For me books, films, music all have a time and a place in my personal history. I don't often revisit. Jack Kerouac belongs to the hitchhiking years of my late teens, Sylvia Plath too painfully close to post natal depression, and Fleetwood Mac to a few crazy years in my mid twenties when I truly loved and lost. So tonight's journey was one of poignant nostalgia and illumination ending in Dreams.....

Friday, 22 January 2010

Stormy Weather


Sometimes sadness brings a fullness to life. An old friend mailed me to say that Kate McGarrigle died recently and to thank me for tickets to a concert the sisters played at more than twenty years ago. I had forgotten......
On the radio today, http://www.bbc.co.uk/iplayer/episode/b00pxvr3/Last_Word_22_01_2010/  her sister, daughter and friends reminisced  and I heard some songs I had not listened to in a long while.

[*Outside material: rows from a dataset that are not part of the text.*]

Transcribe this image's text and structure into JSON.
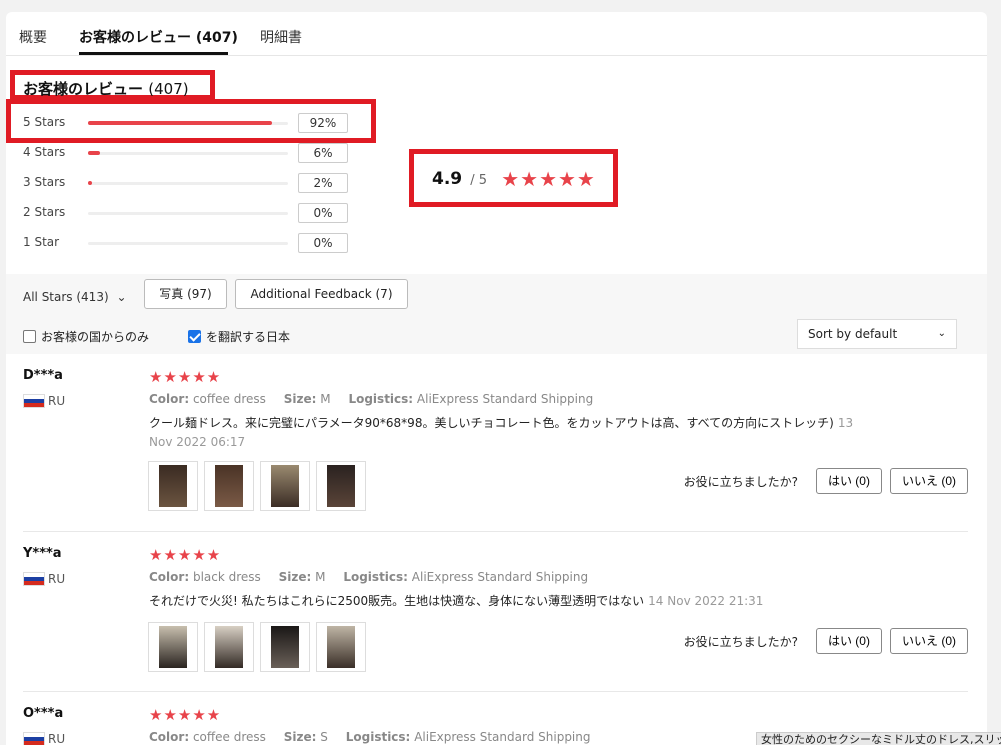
{
  "tabs": [
    {
      "label": "概要"
    },
    {
      "label": "お客様のレビュー (407)"
    },
    {
      "label": "明細書"
    }
  ],
  "summary": {
    "title": "お客様のレビュー",
    "count": "(407)",
    "breakdown": [
      {
        "label": "5 Stars",
        "pct": "92%",
        "fraction": 0.92
      },
      {
        "label": "4 Stars",
        "pct": "6%",
        "fraction": 0.06
      },
      {
        "label": "3 Stars",
        "pct": "2%",
        "fraction": 0.02
      },
      {
        "label": "2 Stars",
        "pct": "0%",
        "fraction": 0
      },
      {
        "label": "1 Star",
        "pct": "0%",
        "fraction": 0
      }
    ],
    "score": "4.9",
    "out_of": "/ 5",
    "stars": "★★★★★"
  },
  "filters": {
    "all_stars": "All Stars (413)",
    "chevron": "⌄",
    "photos_button": "写真 (97)",
    "additional_button": "Additional Feedback (7)",
    "own_country_label": "お客様の国からのみ",
    "own_country_checked": false,
    "translate_label": "を翻訳する日本",
    "translate_checked": true,
    "sort_label": "Sort by default"
  },
  "helpful": {
    "question": "お役に立ちましたか?",
    "yes": "はい (0)",
    "no": "いいえ (0)"
  },
  "attr_labels": {
    "color": "Color:",
    "size": "Size:",
    "logistics": "Logistics:"
  },
  "reviews": [
    {
      "name": "D***a",
      "country": "RU",
      "stars": "★★★★★",
      "color": "coffee dress",
      "size": "M",
      "logistics": "AliExpress Standard Shipping",
      "text": "クール麺ドレス。来に完璧にパラメータ90*68*98。美しいチョコレート色。をカットアウトは高、すべての方向にストレッチ)",
      "date": "13 Nov 2022 06:17"
    },
    {
      "name": "Y***a",
      "country": "RU",
      "stars": "★★★★★",
      "color": "black dress",
      "size": "M",
      "logistics": "AliExpress Standard Shipping",
      "text": "それだけで火災! 私たちはこれらに2500販売。生地は快適な、身体にない薄型透明ではない",
      "date": "14 Nov 2022 21:31"
    },
    {
      "name": "O***a",
      "country": "RU",
      "stars": "★★★★★",
      "color": "coffee dress",
      "size": "S",
      "logistics": "AliExpress Standard Shipping",
      "text": "",
      "date": ""
    }
  ],
  "tooltip": "女性のためのセクシーなミドル丈のドレス,スリッ",
  "colors": {
    "accent": "#e8434a",
    "highlight_box": "#e01b24",
    "checkbox": "#1a73e8"
  }
}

There is a lovely recording of her final concert on You tube and many moving obituaries on the web: an overwhelming feeling of a life well lived. My heart went out to her daughter who was separated from Kate over the past months nursing her premature baby in London, http://women.timesonline.co.uk/tol/life_and_style/women/families/article6969513.ece .

We have had snow, Spring weather, more snow and more snow since my last post. I couldn't bear to get rid of my winter seaside banner altogether so I edited it in here and have replaced with this beautiful view from my window, the last snow margins defining the field edges. Today the snow is all melted but for the odd, solitary heap and the rain has not stopped.

Latest recommend: Brixton Beach by Roma Tearne. Fatalistic and irridescent.